La crise financière : refusons de payer leur addition !
22 septembre 2008 Éditorial des bulletins L’Étincelle
Tout commence il y a un peu plus d’un an lorsque les ménages pauvres américains ne peuvent plus rembourser les prêts à taux variables qu’ils ont souscrits pour payer leur maison. Ils doivent vendre, et se retrouvent à la rue. Mais comme ils le font en masse, le prix de l’immobilier s’effondre, et les banques ne peuvent plus se rembourser avec les saisies. Or, les banques ont spéculé sur ces prêts, se les vendant et revendant les unes aux autres. Tout le système est gangrené, de sorte que depuis un an plusieurs banques n’ont échappé à la faillite qu’en se faisant racheter par leurs concurrentes.
Celles-ci refusent désormais de prendre le moindre risque : ce sont les Etats qui rachètent les établissements en faillite. Les capitalistes criaient haro sur l’intervention de l’Etat dans l’économie quand il s’agissait de se partager le gâteau des profits. Aujourd’hui, ils le pressent d’éponger les pertes, afin d’éteindre l’incendie boursier. Et ils sont entendus ! Le gouvernement américain vient d’annoncer un plan de soutien devant coûter entre 700 et 1000 milliards de dollars (plus de 2000 dollars par contribuable !), sans parler des 200 milliards que les banques centrales européennes viennent d’injecter dans l’économie.

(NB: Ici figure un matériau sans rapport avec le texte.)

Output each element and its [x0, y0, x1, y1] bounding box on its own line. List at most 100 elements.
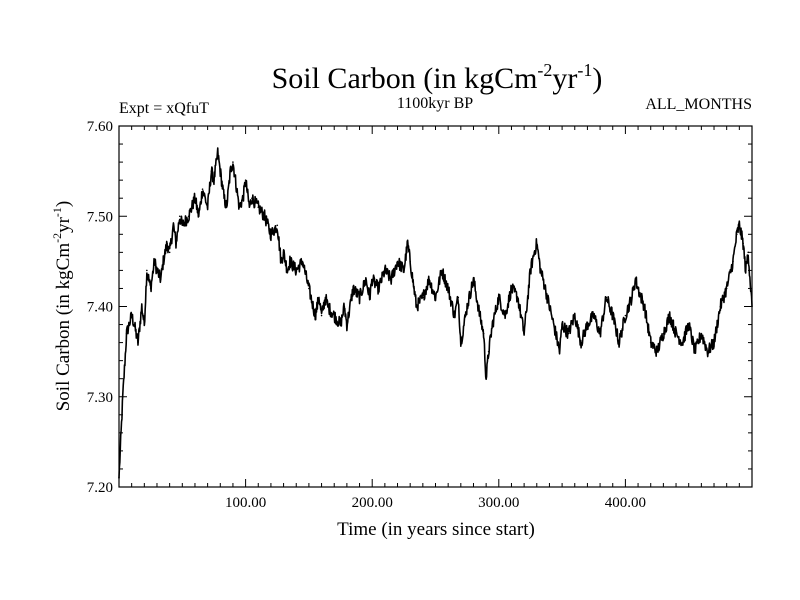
data-point: [498, 296, 500, 299]
data-point: [510, 287, 513, 290]
x-tick-label: 200.00: [352, 495, 393, 511]
data-point: [554, 332, 557, 335]
data-point: [295, 269, 298, 272]
data-point: [343, 305, 346, 308]
subtitle-months: ALL_MONTHS: [645, 96, 752, 113]
data-point: [706, 350, 709, 353]
data-point: [197, 215, 200, 218]
x-tick-label: 100.00: [225, 495, 266, 511]
data-point: [738, 224, 741, 227]
data-point: [140, 305, 143, 308]
data-point: [453, 314, 456, 317]
y-axis-label: Soil Carbon (in kgCm-2yr-1): [50, 201, 74, 412]
data-point: [289, 260, 291, 263]
data-point: [219, 170, 222, 172]
data-point: [235, 188, 238, 190]
data-point: [248, 206, 251, 209]
y-axis-label-end: ): [53, 201, 74, 207]
data-point: [662, 332, 665, 335]
chart-title-sup2: -1: [577, 60, 592, 80]
data-point: [624, 314, 627, 317]
data-point: [403, 269, 405, 272]
data-point: [156, 269, 158, 272]
data-point: [352, 287, 355, 290]
data-point: [232, 161, 234, 163]
data-point: [133, 323, 135, 326]
y-tick-label: 7.30: [87, 390, 113, 406]
data-point: [384, 269, 386, 272]
data-point: [223, 197, 225, 199]
data-point: [599, 332, 601, 335]
data-point: [542, 278, 544, 281]
data-point: [611, 314, 614, 317]
x-axis-label: Time (in years since start): [337, 519, 535, 540]
data-point: [548, 305, 551, 308]
data-point: [535, 242, 538, 245]
y-tick-label: 7.60: [87, 119, 113, 135]
y-axis-label-mid: yr: [53, 216, 74, 233]
data-point: [333, 314, 336, 317]
data-point: [206, 206, 209, 209]
data-point: [153, 260, 156, 263]
data-point: [251, 197, 253, 199]
data-point: [567, 332, 570, 335]
series-line: [118, 147, 753, 479]
data-point: [339, 323, 342, 326]
data-point: [415, 305, 418, 308]
data-point: [643, 305, 646, 308]
data-point: [276, 224, 279, 227]
data-point: [618, 341, 620, 344]
data-point: [558, 350, 561, 353]
data-point: [605, 296, 608, 299]
data-point: [637, 287, 639, 290]
data-point: [216, 152, 219, 154]
data-point: [687, 323, 690, 326]
data-point: [210, 170, 213, 172]
data-point: [314, 314, 317, 317]
data-point: [168, 251, 171, 254]
data-point: [744, 269, 747, 272]
data-point: [327, 305, 329, 308]
data-point: [485, 377, 487, 380]
subtitle-experiment: Expt = xQfuT: [119, 100, 209, 117]
data-point: [270, 233, 272, 236]
data-point: [736, 233, 738, 236]
data-point: [368, 296, 371, 299]
data-point: [121, 395, 124, 398]
data-point: [301, 260, 304, 263]
data-point: [675, 332, 677, 335]
y-axis-label-sup1: -2: [50, 233, 64, 243]
data-point: [428, 278, 430, 281]
data-point: [732, 260, 734, 263]
data-point: [700, 332, 703, 335]
y-tick-label: 7.40: [87, 300, 113, 316]
y-tick-label: 7.20: [87, 480, 113, 496]
data-point: [390, 278, 392, 281]
data-point: [719, 305, 722, 308]
data-point: [308, 287, 310, 290]
data-point: [447, 287, 449, 290]
data-point: [166, 242, 168, 245]
data-point: [263, 215, 266, 218]
chart-title-mid: yr: [552, 62, 577, 95]
data-point: [434, 296, 437, 299]
data-point: [491, 323, 494, 326]
data-point: [460, 341, 462, 344]
data-point: [725, 287, 728, 290]
data-point: [396, 260, 399, 263]
data-point: [213, 179, 215, 181]
data-point: [533, 251, 536, 254]
data-point: [377, 287, 380, 290]
data-point: [592, 314, 595, 317]
data-point: [422, 296, 424, 299]
data-point: [175, 242, 177, 245]
data-point: [244, 179, 247, 181]
data-point: [149, 287, 152, 290]
data-point: [201, 188, 204, 190]
data-point: [159, 278, 162, 281]
x-tick-label: 300.00: [478, 495, 519, 511]
data-point: [523, 332, 525, 335]
data-point: [318, 296, 320, 299]
data-point: [282, 251, 285, 254]
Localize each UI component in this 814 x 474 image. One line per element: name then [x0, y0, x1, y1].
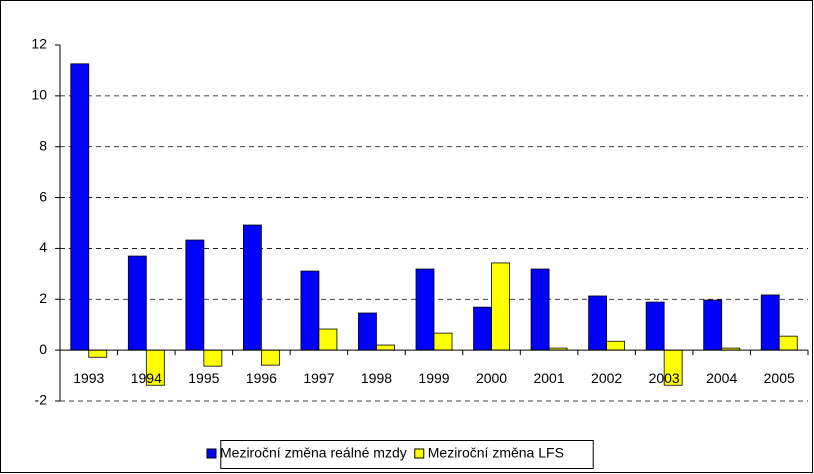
bar — [530, 268, 550, 351]
bar — [358, 312, 377, 351]
bar — [376, 344, 395, 351]
x-tick-label: 2001 — [533, 370, 564, 386]
y-tick-label: 12 — [31, 36, 47, 52]
bar — [260, 349, 280, 366]
y-tick-label: 8 — [39, 137, 47, 153]
x-tick-label: 1996 — [246, 370, 277, 386]
x-tick-label: 2004 — [706, 370, 737, 386]
y-tick-label: 2 — [39, 290, 47, 306]
bar — [606, 340, 626, 351]
bar — [703, 299, 723, 351]
x-tick-label: 1997 — [303, 370, 334, 386]
bar — [473, 306, 492, 351]
bar — [588, 295, 608, 351]
bar — [318, 328, 338, 351]
bar — [242, 224, 262, 351]
bar — [645, 301, 665, 351]
y-tick-label: 0 — [39, 341, 47, 357]
x-tick-label: 1995 — [188, 370, 219, 386]
legend-swatch — [414, 448, 425, 459]
bar — [433, 332, 453, 351]
bar — [491, 262, 510, 351]
bar — [415, 268, 435, 351]
bar — [185, 239, 205, 351]
bar — [70, 63, 90, 351]
y-tick-label: -2 — [35, 392, 48, 408]
x-tick-label: 1993 — [73, 370, 104, 386]
bar — [88, 349, 108, 358]
x-tick-label: 1994 — [131, 370, 162, 386]
legend-label: Meziroční změna LFS — [428, 445, 564, 461]
x-tick-label: 1998 — [361, 370, 392, 386]
bar — [127, 255, 147, 351]
legend-swatch — [206, 448, 217, 459]
x-tick-label: 2003 — [649, 370, 680, 386]
bar — [300, 270, 320, 351]
legend-box — [220, 440, 594, 469]
bar — [778, 335, 798, 351]
x-tick-label: 2002 — [591, 370, 622, 386]
y-tick-label: 4 — [39, 239, 47, 255]
legend-label: Meziroční změna reálné mzdy — [220, 445, 407, 461]
bar — [760, 294, 780, 351]
bar — [203, 349, 223, 367]
x-tick-label: 2000 — [476, 370, 507, 386]
y-tick-label: 6 — [39, 188, 47, 204]
x-tick-label: 2005 — [764, 370, 795, 386]
y-tick-label: 10 — [31, 87, 47, 103]
x-tick-label: 1999 — [418, 370, 449, 386]
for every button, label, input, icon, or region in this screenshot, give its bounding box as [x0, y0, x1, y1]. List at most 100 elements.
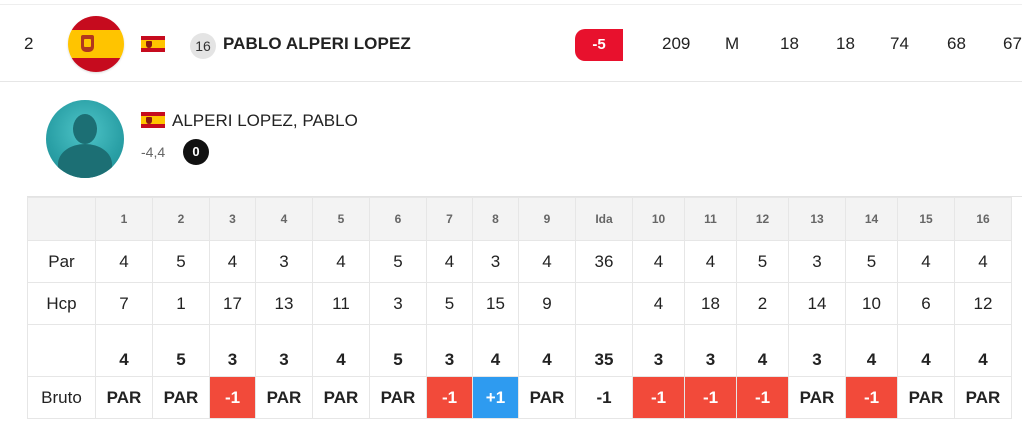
round-2-score: 68: [947, 34, 966, 53]
par-cell: 5: [152, 240, 210, 283]
thru-value: 18: [780, 34, 799, 53]
hdr-cell: Ida: [575, 197, 633, 241]
avatar: [46, 100, 124, 178]
res-cell: -1: [684, 376, 737, 419]
par-cell: 5: [736, 240, 789, 283]
gross-row: 4 5 3 3 4 5 3 4 4 35 3 3 4 3 4 4 4: [27, 324, 1012, 377]
gross-cell: 4: [518, 324, 576, 377]
hdr-cell: 4: [255, 197, 313, 241]
gross-cell: 3: [426, 324, 473, 377]
player-badge: 0: [183, 139, 209, 165]
res-row: Bruto PAR PAR -1 PAR PAR PAR -1 +1 PAR -1 -1 -1 -1 PAR…: [27, 376, 1012, 419]
res-cell: PAR: [897, 376, 955, 419]
hcp-cell: 17: [209, 282, 256, 325]
hcp-cell: 15: [472, 282, 519, 325]
par-cell: 4: [632, 240, 685, 283]
hcp-cell: 7: [95, 282, 153, 325]
res-cell: PAR: [312, 376, 370, 419]
par-cell: 4: [312, 240, 370, 283]
total-strokes: 209: [662, 34, 691, 53]
gross-cell: 4: [472, 324, 519, 377]
res-cell: -1: [575, 376, 633, 419]
shirt-number-badge: 16: [190, 33, 216, 59]
hcp-cell: 11: [312, 282, 370, 325]
par-cell: 4: [95, 240, 153, 283]
player-full-name: ALPERI LOPEZ, PABLO: [172, 111, 358, 130]
res-cell: PAR: [518, 376, 576, 419]
res-cell: PAR: [95, 376, 153, 419]
hcp-cell: [575, 282, 633, 325]
par-cell: 4: [518, 240, 576, 283]
spain-flag-small-icon: [141, 112, 165, 128]
hdr-cell: 6: [369, 197, 427, 241]
gross-cell: 4: [95, 324, 153, 377]
round-3-score: 67: [1003, 34, 1022, 53]
hdr-cell: 10: [632, 197, 685, 241]
spain-flag-icon: [68, 16, 124, 72]
hdr-cell: 1: [95, 197, 153, 241]
hdr-cell: 13: [788, 197, 846, 241]
hdr-cell: 5: [312, 197, 370, 241]
par-cell: 36: [575, 240, 633, 283]
status-indicator: M: [725, 34, 740, 53]
hcp-cell: 6: [897, 282, 955, 325]
hdr-cell: 12: [736, 197, 789, 241]
hcp-cell: 3: [369, 282, 427, 325]
gross-cell: 3: [209, 324, 256, 377]
hdr-cell: 11: [684, 197, 737, 241]
hcp-label: Hcp: [27, 282, 96, 325]
hdr-cell: 9: [518, 197, 576, 241]
hdr-cell: 8: [472, 197, 519, 241]
hdr-cell: 3: [209, 197, 256, 241]
gross-cell: 4: [897, 324, 955, 377]
hcp-cell: 9: [518, 282, 576, 325]
par-cell: 3: [788, 240, 846, 283]
scorecard-table: 1 2 3 4 5 6 7 8 9 Ida 10 11 12 13 14 15 16 Par 4 5 4 3 4 5 4 3 4 36…: [27, 197, 1012, 419]
hcp-cell: 1: [152, 282, 210, 325]
res-cell: +1: [472, 376, 519, 419]
par-cell: 4: [209, 240, 256, 283]
player-handicap: -4,4: [141, 144, 166, 160]
leaderboard-row[interactable]: 2 16 PABLO ALPERI LOPEZ -5 209 M 18 18 7…: [0, 0, 1022, 82]
gross-cell: 4: [312, 324, 370, 377]
scorecard: 1 2 3 4 5 6 7 8 9 Ida 10 11 12 13 14 15 16 Par 4 5 4 3 4 5 4 3 4 36…: [27, 196, 1022, 419]
par-cell: 4: [684, 240, 737, 283]
hcp-cell: 5: [426, 282, 473, 325]
hcp-cell: 12: [954, 282, 1012, 325]
gross-cell: 3: [632, 324, 685, 377]
res-cell: -1: [845, 376, 898, 419]
gross-cell: 3: [684, 324, 737, 377]
hdr-cell: 16: [954, 197, 1012, 241]
hcp-cell: 13: [255, 282, 313, 325]
hdr-cell: 2: [152, 197, 210, 241]
hole-value: 18: [836, 34, 855, 53]
gross-cell: 5: [369, 324, 427, 377]
res-cell: -1: [426, 376, 473, 419]
hdr-cell: 14: [845, 197, 898, 241]
hcp-cell: 10: [845, 282, 898, 325]
hdr-cell: 7: [426, 197, 473, 241]
hcp-cell: 4: [632, 282, 685, 325]
hcp-row: Hcp 7 1 17 13 11 3 5 15 9 4 18 2 14 10 6 12: [27, 282, 1012, 325]
position: 2: [24, 34, 34, 53]
gross-cell: 5: [152, 324, 210, 377]
gross-label: Bruto: [27, 376, 96, 419]
par-cell: 3: [255, 240, 313, 283]
res-cell: PAR: [255, 376, 313, 419]
par-cell: 5: [369, 240, 427, 283]
par-cell: 4: [954, 240, 1012, 283]
res-cell: -1: [736, 376, 789, 419]
gross-cell: 4: [954, 324, 1012, 377]
gross-label-blank: [27, 324, 96, 377]
spain-flag-small-icon: [141, 36, 165, 52]
gross-cell: 3: [255, 324, 313, 377]
gross-cell: 35: [575, 324, 633, 377]
gross-cell: 3: [788, 324, 846, 377]
hole-header-label: [27, 197, 96, 241]
player-name[interactable]: PABLO ALPERI LOPEZ: [223, 34, 411, 53]
res-cell: PAR: [152, 376, 210, 419]
gross-cell: 4: [736, 324, 789, 377]
par-row: Par 4 5 4 3 4 5 4 3 4 36 4 4 5 3 5 4 4: [27, 240, 1012, 283]
par-label: Par: [27, 240, 96, 283]
hcp-cell: 14: [788, 282, 846, 325]
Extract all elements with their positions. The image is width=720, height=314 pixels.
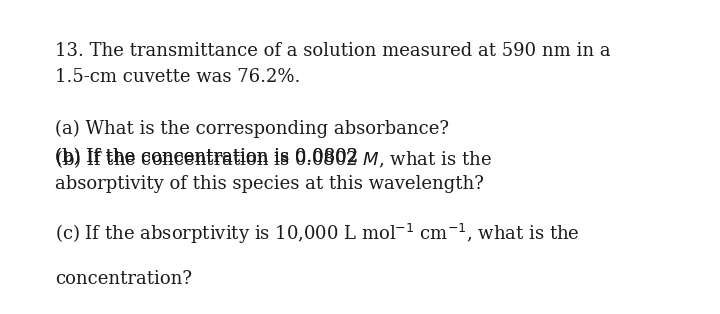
Text: (b) If the concentration is 0.0802: (b) If the concentration is 0.0802 [55, 148, 364, 166]
Text: (c) If the absorptivity is 10,000 L mol$^{-1}$ cm$^{-1}$, what is the: (c) If the absorptivity is 10,000 L mol$… [55, 222, 580, 246]
Text: 1.5-cm cuvette was 76.2%.: 1.5-cm cuvette was 76.2%. [55, 68, 300, 86]
Text: (b) If the concentration is 0.0802 $\it{M}$, what is the: (b) If the concentration is 0.0802 $\it{… [55, 148, 492, 170]
Text: (a) What is the corresponding absorbance?: (a) What is the corresponding absorbance… [55, 120, 449, 138]
Text: concentration?: concentration? [55, 270, 192, 288]
Text: absorptivity of this species at this wavelength?: absorptivity of this species at this wav… [55, 175, 484, 193]
Text: 13. The transmittance of a solution measured at 590 nm in a: 13. The transmittance of a solution meas… [55, 42, 611, 60]
Text: (b) If the concentration is 0.0802: (b) If the concentration is 0.0802 [55, 148, 364, 166]
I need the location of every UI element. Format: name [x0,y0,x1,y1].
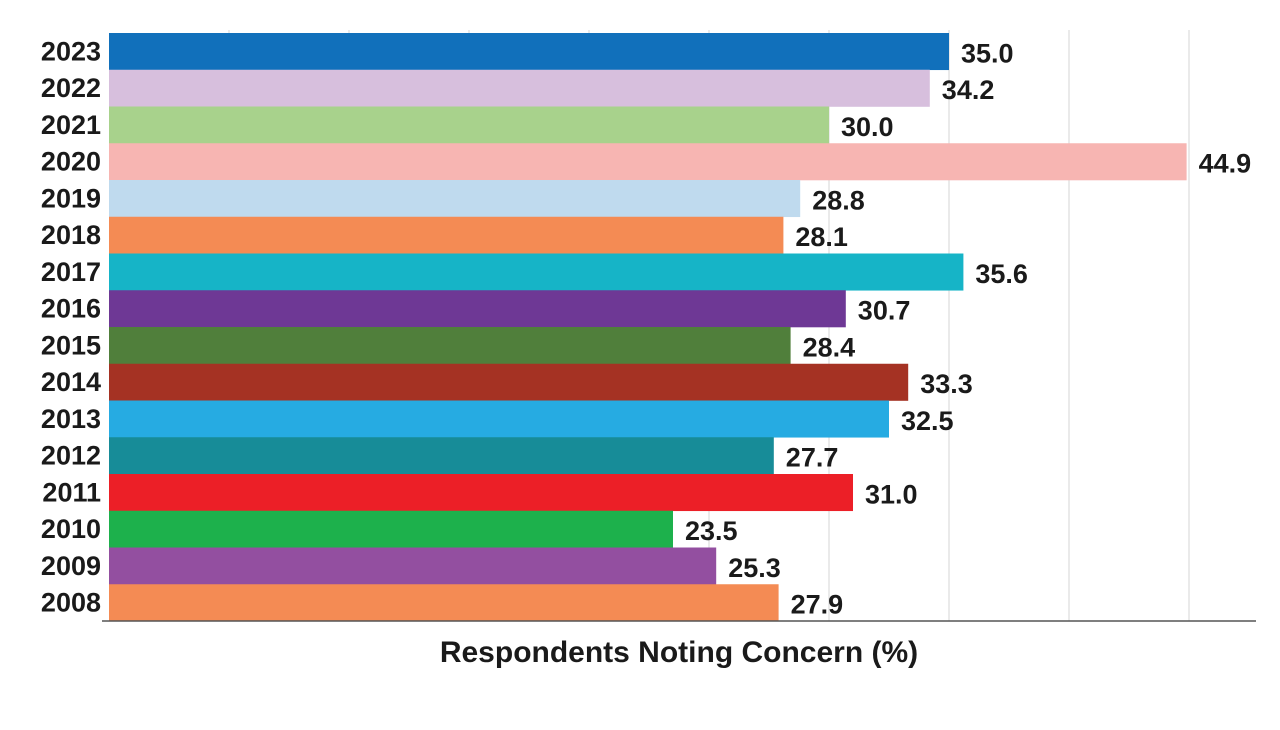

Mais cet argent, c’est celui de nos impôts. Nous risquons de payer une première fois la crise par des coupes sombres dans le budget des services publics, la santé, l’éducation. De plus, la crise va frapper directement certains secteurs, comme le bâtiment avec la crise immobilière, et d’autres indirectement, parce que les banques vont y regarder à deux fois avant de prêter de l’argent aux entreprises. Les patrons tenteront alors de nous faire payer une deuxième fois leur crise par les licenciements, la pression sur les salaires et les conditions de travail. Et nous, ce n’est pas l’Etat qui nous protègera, bien au contraire. Les profits des actionnaires, les patrimoines accumulés pendant les années fastes n’ont cependant pas disparu. Nous ne pouvons compter que sur nos luttes pour faire payer leur crise à ses vrais responsables.
A la Poste comme ailleurs, il faut aller vers une riposte d’ensemble
Le gouvernement a décidé de franchir l’ultime étape vers la privatisation de La Poste. Depuis des années, sous prétexte de compétitivité, La Poste fonctionne déjà comme une entreprise privée avec comme seule loi la rentabilité financière : réductions d’effectifs, pressions sur les salariés… sans parler des salaires de misère. A noter que plus de la moitié des facteurs et agents de la Poste sont désormais sous contrat privé. Le démantèlement du service public postal est déjà largement entamé. Des milliers d’emplois ont été supprimés, avec pour conséquence des files d’attente sans fin, des bureaux fermés dans les villages et un surcroît de charge de travail pour les facteurs et autres agents de La Poste.
Les salariés de La Poste ont toutes les raisons de se battre et la journée de grève du 23 septembre, appelée par les syndicats, doit être une réussite et un encouragement à continuer.
Et les usagers ont tout intérêt à soutenir la lutte des postiers.
En revanche, il ne faut pas que les formes d’expression de la mobilisation échappent aux salariés. Un référendum sur la privatisation mettrait le sort des postiers, de leurs conditions de travail, dans les mains de catégories sociales que la privatisation ne dérange pas, par conviction ou trompés par la propagande gouvernementale. Et l’initiative d’un tel référendum dépendrait des députés, c’est-à-dire de la direction du Parti socialiste, qui a de nombreuses privatisations à son actif, à commencer par France Télécom.
En réalité, ce qui se passe à la Poste reflète très exactement ce qui se passe partout ailleurs : réductions d’effectifs, bas salaires, précarité, dégradation du service et des conditions de travail… Postiers, cheminots, enseignants, travailleurs de l’automobile, de la distribution, du bâtiment et d’ailleurs, nous avons exactement les mêmes revendications. Il nous faudra bien faire converger nos luttes. La journée du 23 des Postiers ne doit être qu’un début.